Fault-tolerant quantum computation of molecular observables
Quantum 7, 1164 (2023).
https://doi.org/10.22331/q-2023-11-06-1164
Over the past three decades significant reductions have been made to the cost of estimating ground-state energies of molecular Hamiltonians with quantum computers. However, comparatively little attention has been paid to estimating the expectation values of other observables with respect to said ground states, which is important for many industrial applications. In this work we present a novel expectation value estimation (EVE) quantum algorithm which can be applied to estimate the expectation values of arbitrary observables with respect to any of the system’s eigenstates. In particular, we consider two variants of EVE: std-EVE, based on standard quantum phase estimation, and QSP-EVE, which utilizes quantum signal processing (QSP) techniques. We provide rigorous error analysis for both both variants and minimize the number of individual phase factors for QSPEVE. These error analyses enable us to produce constant-factor quantum resource estimates for both std-EVE and QSP-EVE across a variety of molecular systems and observables.
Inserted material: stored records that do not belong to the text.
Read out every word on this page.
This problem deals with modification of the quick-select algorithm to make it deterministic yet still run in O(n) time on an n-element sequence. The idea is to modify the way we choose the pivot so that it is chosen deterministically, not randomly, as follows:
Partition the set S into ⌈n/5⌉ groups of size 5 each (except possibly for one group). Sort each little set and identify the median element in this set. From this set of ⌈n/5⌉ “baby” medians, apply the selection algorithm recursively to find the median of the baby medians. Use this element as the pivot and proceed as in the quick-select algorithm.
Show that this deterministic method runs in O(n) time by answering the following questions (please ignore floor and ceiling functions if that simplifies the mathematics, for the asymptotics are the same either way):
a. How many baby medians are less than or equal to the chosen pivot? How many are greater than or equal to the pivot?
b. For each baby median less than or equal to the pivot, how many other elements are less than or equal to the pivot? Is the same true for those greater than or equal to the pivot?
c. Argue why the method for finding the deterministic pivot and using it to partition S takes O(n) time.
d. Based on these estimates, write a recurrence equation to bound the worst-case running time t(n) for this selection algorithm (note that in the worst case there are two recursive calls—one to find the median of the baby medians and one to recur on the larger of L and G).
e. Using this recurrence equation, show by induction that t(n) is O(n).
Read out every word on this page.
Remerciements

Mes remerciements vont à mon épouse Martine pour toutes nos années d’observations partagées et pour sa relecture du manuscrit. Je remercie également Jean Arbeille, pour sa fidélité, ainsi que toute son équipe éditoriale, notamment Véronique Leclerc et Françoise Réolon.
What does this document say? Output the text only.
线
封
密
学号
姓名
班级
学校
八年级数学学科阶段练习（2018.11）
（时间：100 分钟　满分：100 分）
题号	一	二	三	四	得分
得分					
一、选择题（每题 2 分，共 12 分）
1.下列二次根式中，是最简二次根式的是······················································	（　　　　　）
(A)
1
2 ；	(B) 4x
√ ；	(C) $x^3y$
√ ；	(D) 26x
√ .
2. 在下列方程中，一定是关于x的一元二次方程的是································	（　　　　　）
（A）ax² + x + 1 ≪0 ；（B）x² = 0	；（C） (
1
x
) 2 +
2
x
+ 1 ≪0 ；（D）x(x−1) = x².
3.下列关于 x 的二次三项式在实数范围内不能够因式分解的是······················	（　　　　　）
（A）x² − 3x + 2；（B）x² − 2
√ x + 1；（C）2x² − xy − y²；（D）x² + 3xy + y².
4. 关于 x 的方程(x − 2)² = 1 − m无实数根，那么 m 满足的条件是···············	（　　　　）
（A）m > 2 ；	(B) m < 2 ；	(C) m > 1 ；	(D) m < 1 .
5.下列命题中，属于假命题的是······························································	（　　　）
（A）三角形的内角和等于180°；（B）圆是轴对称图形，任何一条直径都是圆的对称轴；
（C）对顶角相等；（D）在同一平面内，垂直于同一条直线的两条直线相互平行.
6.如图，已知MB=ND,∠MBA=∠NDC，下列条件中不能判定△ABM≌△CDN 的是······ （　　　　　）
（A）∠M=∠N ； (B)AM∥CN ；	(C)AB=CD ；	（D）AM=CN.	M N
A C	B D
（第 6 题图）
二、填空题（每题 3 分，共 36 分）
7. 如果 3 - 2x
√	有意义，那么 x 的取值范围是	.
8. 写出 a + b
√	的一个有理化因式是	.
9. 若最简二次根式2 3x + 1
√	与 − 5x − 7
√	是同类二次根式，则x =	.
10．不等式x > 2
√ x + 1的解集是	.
For the systems considered, we show that QSP-EVE reduces (Toffoli) gate counts by up to three orders of magnitude and reduces qubit width by up to 25% compared to std-EVE. While estimated resource counts remain far too high for the first generations of fault-tolerant quantum computers, our estimates mark a first of their kind for both the application of expectation value estimation and modern QSP-based techniques.